§ 15 Abs. 4 RVG

Leitsatz

  1. Grundsätzlich gilt, dass wenn zwei Verfahren, die zunächst selbstständig waren, zu einem verbunden werden, einmal entstandene Gebühren aus den getrennten Verfahren bestehen bleiben (§ 15 Abs. 4 RVG).
  2. Mit der sofortigen Beschwerde gegen einen Kostenfestsetzungsbeschluss kann nur dessen Nachprüfung verlangt werden. Eine Erstattungsforderung, über die eine anfechtbare Entscheidung des Rechtspflegers noch nicht vorliegt, kann nicht gestellt werden.

LG Leipzig, Beschl. v. 15.2.2022 – 17 Qs 2/22

I. Sachverhalt

Die Staatsanwaltschaft führte unter den Aktenzeichen Az. 1 und Az. 2 zwei Ermittlungsverfahren gegen den Mandanten des Rechtsanwalts.
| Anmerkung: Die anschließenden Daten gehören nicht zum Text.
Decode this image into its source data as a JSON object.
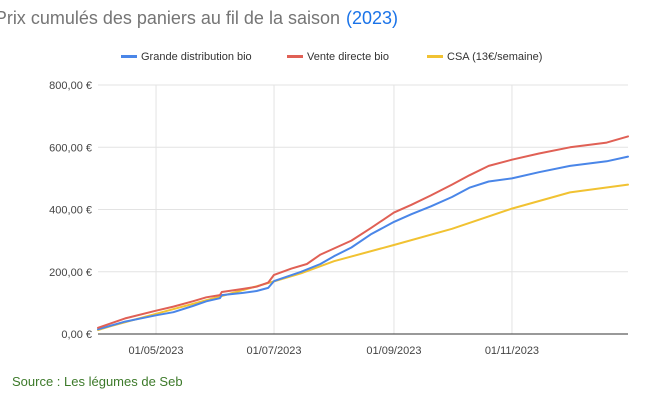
{
  "chart_data": {
    "type": "line",
    "title": "Prix cumulés des paniers au fil de la saison",
    "title_suffix": "(2023)",
    "xlabel": "",
    "ylabel": "",
    "x_range": [
      "2023-04-01",
      "2023-12-31"
    ],
    "ylim": [
      0,
      800
    ],
    "y_ticks": [
      0,
      200,
      400,
      600,
      800
    ],
    "y_tick_labels": [
      "0,00 €",
      "200,00 €",
      "400,00 €",
      "600,00 €",
      "800,00 €"
    ],
    "x_ticks": [
      "2023-05-01",
      "2023-07-01",
      "2023-09-01",
      "2023-11-01"
    ],
    "x_tick_labels": [
      "01/05/2023",
      "01/07/2023",
      "01/09/2023",
      "01/11/2023"
    ],
    "grid": true,
    "legend_position": "top",
    "series": [
      {
        "name": "Grande distribution bio",
        "color": "#4a86e8",
        "points": [
          [
            "2023-04-01",
            15
          ],
          [
            "2023-04-15",
            40
          ],
          [
            "2023-05-01",
            60
          ],
          [
            "2023-05-10",
            70
          ],
          [
            "2023-05-20",
            90
          ],
          [
            "2023-05-27",
            105
          ],
          [
            "2023-06-03",
            115
          ],
          [
            "2023-06-04",
            125
          ],
          [
            "2023-06-15",
            132
          ],
          [
            "2023-06-22",
            138
          ],
          [
            "2023-06-28",
            148
          ],
          [
            "2023-07-01",
            170
          ],
          [
            "2023-07-15",
            200
          ],
          [
            "2023-07-25",
            225
          ],
          [
            "2023-08-01",
            250
          ],
          [
            "2023-08-10",
            278
          ],
          [
            "2023-08-20",
            320
          ],
          [
            "2023-09-01",
            360
          ],
          [
            "2023-09-10",
            385
          ],
          [
            "2023-09-20",
            410
          ],
          [
            "2023-10-01",
            440
          ],
          [
            "2023-10-10",
            470
          ],
          [
            "2023-10-20",
            490
          ],
          [
            "2023-11-01",
            500
          ],
          [
            "2023-11-15",
            520
          ],
          [
            "2023-12-01",
            540
          ],
          [
            "2023-12-20",
            555
          ],
          [
            "2023-12-31",
            570
          ]
        ]
      },
      {
        "name": "Vente directe bio",
        "color": "#e06055",
        "points": [
          [
            "2023-04-01",
            20
          ],
          [
            "2023-04-15",
            50
          ],
          [
            "2023-05-01",
            75
          ],
          [
            "2023-05-10",
            88
          ],
          [
            "2023-05-20",
            105
          ],
          [
            "2023-05-27",
            118
          ],
          [
            "2023-06-03",
            125
          ],
          [
            "2023-06-04",
            135
          ],
          [
            "2023-06-15",
            145
          ],
          [
            "2023-06-22",
            152
          ],
          [
            "2023-06-28",
            165
          ],
          [
            "2023-07-01",
            190
          ],
          [
            "2023-07-10",
            210
          ],
          [
            "2023-07-18",
            225
          ],
          [
            "2023-07-25",
            255
          ],
          [
            "2023-08-10",
            300
          ],
          [
            "2023-08-20",
            340
          ],
          [
            "2023-09-01",
            390
          ],
          [
            "2023-09-10",
            415
          ],
          [
            "2023-09-20",
            445
          ],
          [
            "2023-10-01",
            480
          ],
          [
            "2023-10-10",
            510
          ],
          [
            "2023-10-20",
            540
          ],
          [
            "2023-11-01",
            560
          ],
          [
            "2023-11-15",
            580
          ],
          [
            "2023-12-01",
            600
          ],
          [
            "2023-12-20",
            615
          ],
          [
            "2023-12-31",
            635
          ]
        ]
      },
      {
        "name": "CSA (13€/semaine)",
        "color": "#f1c232",
        "points": [
          [
            "2023-04-01",
            13
          ],
          [
            "2023-04-08",
            26
          ],
          [
            "2023-05-01",
            65
          ],
          [
            "2023-06-01",
            117
          ],
          [
            "2023-07-01",
            169
          ],
          [
            "2023-07-15",
            195
          ],
          [
            "2023-08-01",
            234
          ],
          [
            "2023-09-01",
            286
          ],
          [
            "2023-10-01",
            338
          ],
          [
            "2023-11-01",
            403
          ],
          [
            "2023-12-01",
            455
          ],
          [
            "2023-12-31",
            480
          ]
        ]
      }
    ]
  },
  "source_caption": "Source : Les légumes de Seb"
}
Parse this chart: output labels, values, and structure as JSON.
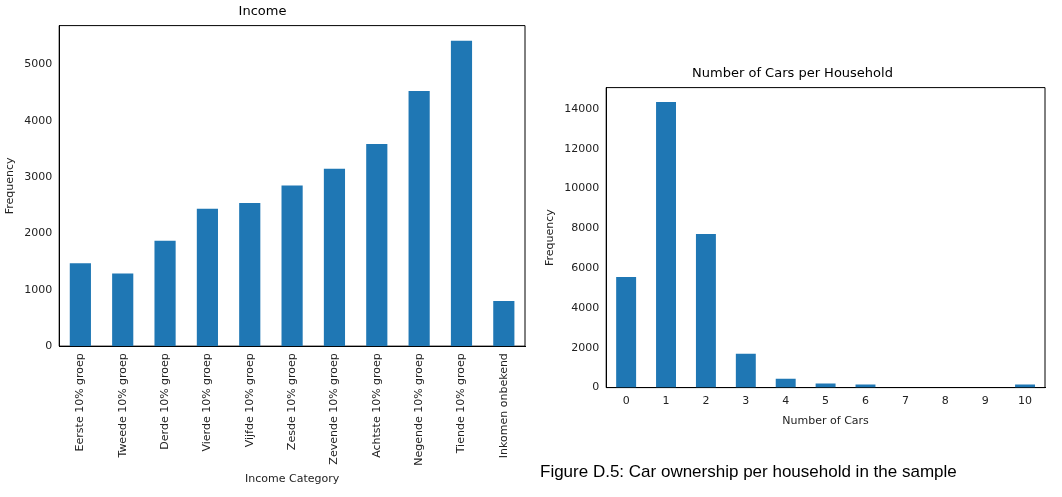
{
  "chart_data": [
    {
      "type": "bar",
      "title": "Income",
      "xlabel": "Income Category",
      "ylabel": "Frequency",
      "categories": [
        "Eerste 10% groep",
        "Tweede 10% groep",
        "Derde 10% groep",
        "Vierde 10% groep",
        "Vijfde 10% groep",
        "Zesde 10% groep",
        "Zevende 10% groep",
        "Achtste 10% groep",
        "Negende 10% groep",
        "Tiende 10% groep",
        "Inkomen onbekend"
      ],
      "series": [
        {
          "color": "#1f77b4",
          "values": [
            1470,
            1290,
            1870,
            2440,
            2540,
            2850,
            3150,
            3590,
            4530,
            5420,
            800
          ]
        }
      ],
      "ylim": [
        0,
        5690
      ],
      "yticks": [
        0,
        1000,
        2000,
        3000,
        4000,
        5000
      ],
      "grid": false,
      "legend": false
    },
    {
      "type": "bar",
      "title": "Number of Cars per Household",
      "xlabel": "Number of Cars",
      "ylabel": "Frequency",
      "categories": [
        "0",
        "1",
        "2",
        "3",
        "4",
        "5",
        "6",
        "7",
        "8",
        "9",
        "10"
      ],
      "series": [
        {
          "color": "#1f77b4",
          "values": [
            5560,
            14350,
            7720,
            1700,
            440,
            200,
            150,
            null,
            null,
            null,
            150
          ]
        }
      ],
      "ylim": [
        0,
        15070
      ],
      "yticks": [
        0,
        2000,
        4000,
        6000,
        8000,
        10000,
        12000,
        14000
      ],
      "grid": false,
      "legend": false,
      "annotations": [
        "Figure D.5: Car ownership per household in the sample"
      ]
    }
  ]
}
Im Ermittlungsverfahren Az. 1 hatte sich der Rechtsanwalt bereits mit Schriftsatz vom 25.11.2019 bei der Polizei als Verteidiger angezeigt. Die Staatsanwaltschaft beantragte in diesem Verfahren einen Strafbefehl, den das AG am 23.3.2020 erließ. Hiergegen legte der Rechtsanwalt mit Schriftsatz vom 16.4.2020 Einspruch ein.
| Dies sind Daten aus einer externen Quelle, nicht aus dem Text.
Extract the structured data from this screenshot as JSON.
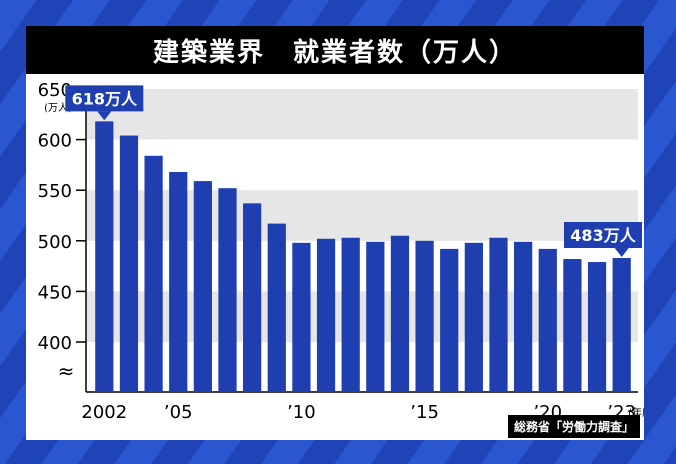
{
  "title": "建築業界　就業者数（万人）",
  "source": "総務省「労働力調査」",
  "chart_data": {
    "type": "bar",
    "categories": [
      "2002",
      "2003",
      "2004",
      "2005",
      "2006",
      "2007",
      "2008",
      "2009",
      "2010",
      "2011",
      "2012",
      "2013",
      "2014",
      "2015",
      "2016",
      "2017",
      "2018",
      "2019",
      "2020",
      "2021",
      "2022",
      "2023"
    ],
    "values": [
      618,
      604,
      584,
      568,
      559,
      552,
      537,
      517,
      498,
      502,
      503,
      499,
      505,
      500,
      492,
      498,
      503,
      499,
      492,
      482,
      479,
      483
    ],
    "tick_labels": [
      "2002",
      "’05",
      "’10",
      "’15",
      "’20",
      "’23"
    ],
    "tick_positions": [
      0,
      3,
      8,
      13,
      18,
      21
    ],
    "x_unit": "(年度)",
    "y_ticks": [
      400,
      450,
      500,
      550,
      600,
      650
    ],
    "y_unit": "(万人)",
    "ylim": [
      380,
      650
    ],
    "annotations": [
      {
        "index": 0,
        "text": "618万人"
      },
      {
        "index": 21,
        "text": "483万人"
      }
    ],
    "colors": {
      "bar": "#1f3fb0",
      "band": "#e6e6e6",
      "callout": "#1f3fb0"
    }
  }
}
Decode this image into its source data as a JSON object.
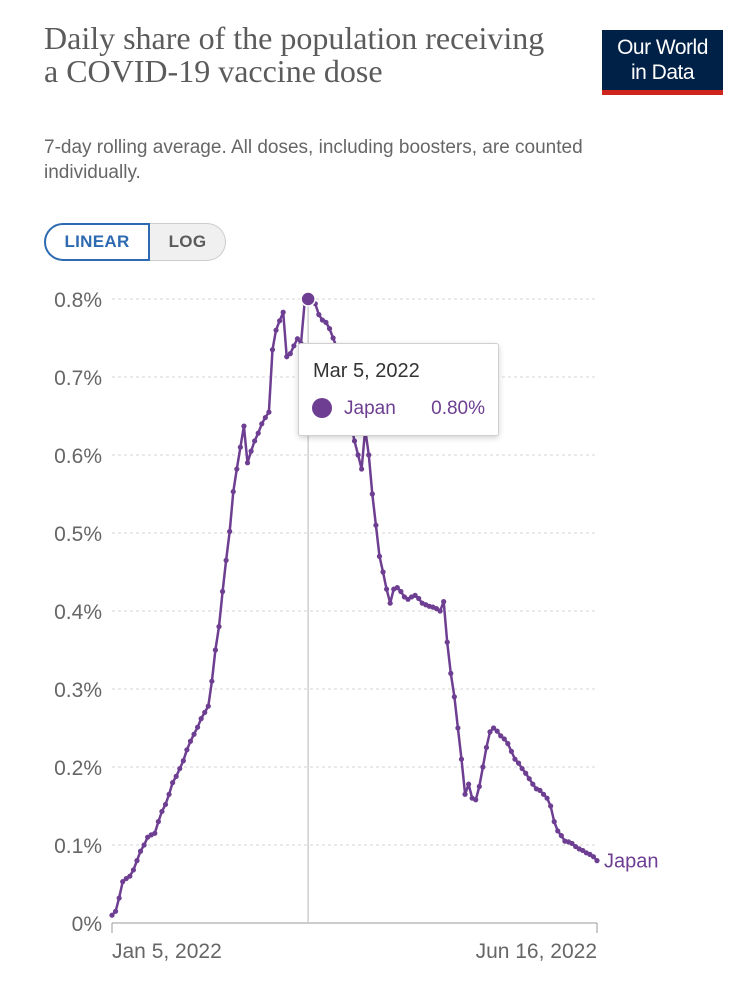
{
  "header": {
    "title": "Daily share of the population receiving a COVID-19 vaccine dose",
    "subtitle": "7-day rolling average. All doses, including boosters, are counted individually.",
    "logo_line1": "Our World",
    "logo_line2": "in Data"
  },
  "controls": {
    "linear_label": "LINEAR",
    "log_label": "LOG",
    "active": "linear"
  },
  "tooltip": {
    "date": "Mar 5, 2022",
    "series": "Japan",
    "value": "0.80%"
  },
  "colors": {
    "series": "#6d3e91",
    "accent": "#2d6ab1",
    "logo_bg": "#002147",
    "logo_bar": "#ce261e"
  },
  "chart_data": {
    "type": "line",
    "title": "Daily share of the population receiving a COVID-19 vaccine dose",
    "subtitle": "7-day rolling average. All doses, including boosters, are counted individually.",
    "x_start": "Jan 5, 2022",
    "x_end": "Jun 16, 2022",
    "x_tick_labels": [
      "Jan 5, 2022",
      "Jun 16, 2022"
    ],
    "y_tick_labels": [
      "0%",
      "0.1%",
      "0.2%",
      "0.3%",
      "0.4%",
      "0.5%",
      "0.6%",
      "0.7%",
      "0.8%"
    ],
    "ylim": [
      0,
      0.8
    ],
    "grid": "horizontal dashed",
    "highlight": {
      "date": "Mar 5, 2022",
      "value": 0.8
    },
    "series": [
      {
        "name": "Japan",
        "values": [
          0.01,
          0.015,
          0.032,
          0.053,
          0.057,
          0.06,
          0.068,
          0.08,
          0.092,
          0.1,
          0.11,
          0.113,
          0.115,
          0.13,
          0.143,
          0.152,
          0.165,
          0.18,
          0.188,
          0.198,
          0.208,
          0.222,
          0.233,
          0.242,
          0.251,
          0.262,
          0.27,
          0.278,
          0.31,
          0.35,
          0.38,
          0.425,
          0.465,
          0.502,
          0.553,
          0.582,
          0.61,
          0.637,
          0.59,
          0.605,
          0.618,
          0.628,
          0.64,
          0.648,
          0.655,
          0.735,
          0.76,
          0.772,
          0.783,
          0.726,
          0.73,
          0.74,
          0.749,
          0.743,
          0.795,
          0.8,
          0.798,
          0.794,
          0.78,
          0.773,
          0.77,
          0.762,
          0.75,
          0.738,
          0.72,
          0.7,
          0.68,
          0.64,
          0.618,
          0.6,
          0.582,
          0.633,
          0.6,
          0.55,
          0.51,
          0.47,
          0.45,
          0.428,
          0.41,
          0.428,
          0.43,
          0.425,
          0.418,
          0.415,
          0.418,
          0.42,
          0.416,
          0.41,
          0.408,
          0.406,
          0.405,
          0.403,
          0.4,
          0.412,
          0.36,
          0.32,
          0.29,
          0.25,
          0.21,
          0.165,
          0.178,
          0.16,
          0.158,
          0.175,
          0.2,
          0.225,
          0.245,
          0.25,
          0.246,
          0.24,
          0.236,
          0.23,
          0.22,
          0.21,
          0.205,
          0.198,
          0.192,
          0.185,
          0.178,
          0.172,
          0.17,
          0.165,
          0.16,
          0.15,
          0.13,
          0.118,
          0.112,
          0.105,
          0.104,
          0.102,
          0.098,
          0.095,
          0.093,
          0.09,
          0.088,
          0.085,
          0.08
        ]
      }
    ]
  }
}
Im Ermittlungsverfahren Az. 2 hatte sich der Rechtsanwalt mit Schriftsatz vom 20.10.2020 bei der Polizei angezeigt und die Staatsanwaltschaft erhob mit Anklageschrift vom 22.2.2021 Anklage. Mit Beschl. v. 21.4.2020 verband das AG die beiden Verfahren zur gemeinsamen Verhandlung und Entscheidung, wobei das Verfahren Az. 1 das führende war. In der Hauptverhandlung vom 1.7.2021 stellte das AG das Verfahren, soweit es den Tatvorwurf aus dem Verfahren Az. 2 betraf, auf Antrag der Staatsanwaltschaft nach § 154 Abs. 2 StPO ein und erlegte der Staatskasse insoweit die Kosten des Verfahrens und die notwendigen Auslagen auf. I.Ü. verurteilte es den Mandanten des Rechtsanwalts hinsichtlich des verbleibenden Tatvorwurfs aus dem Strafbefehl.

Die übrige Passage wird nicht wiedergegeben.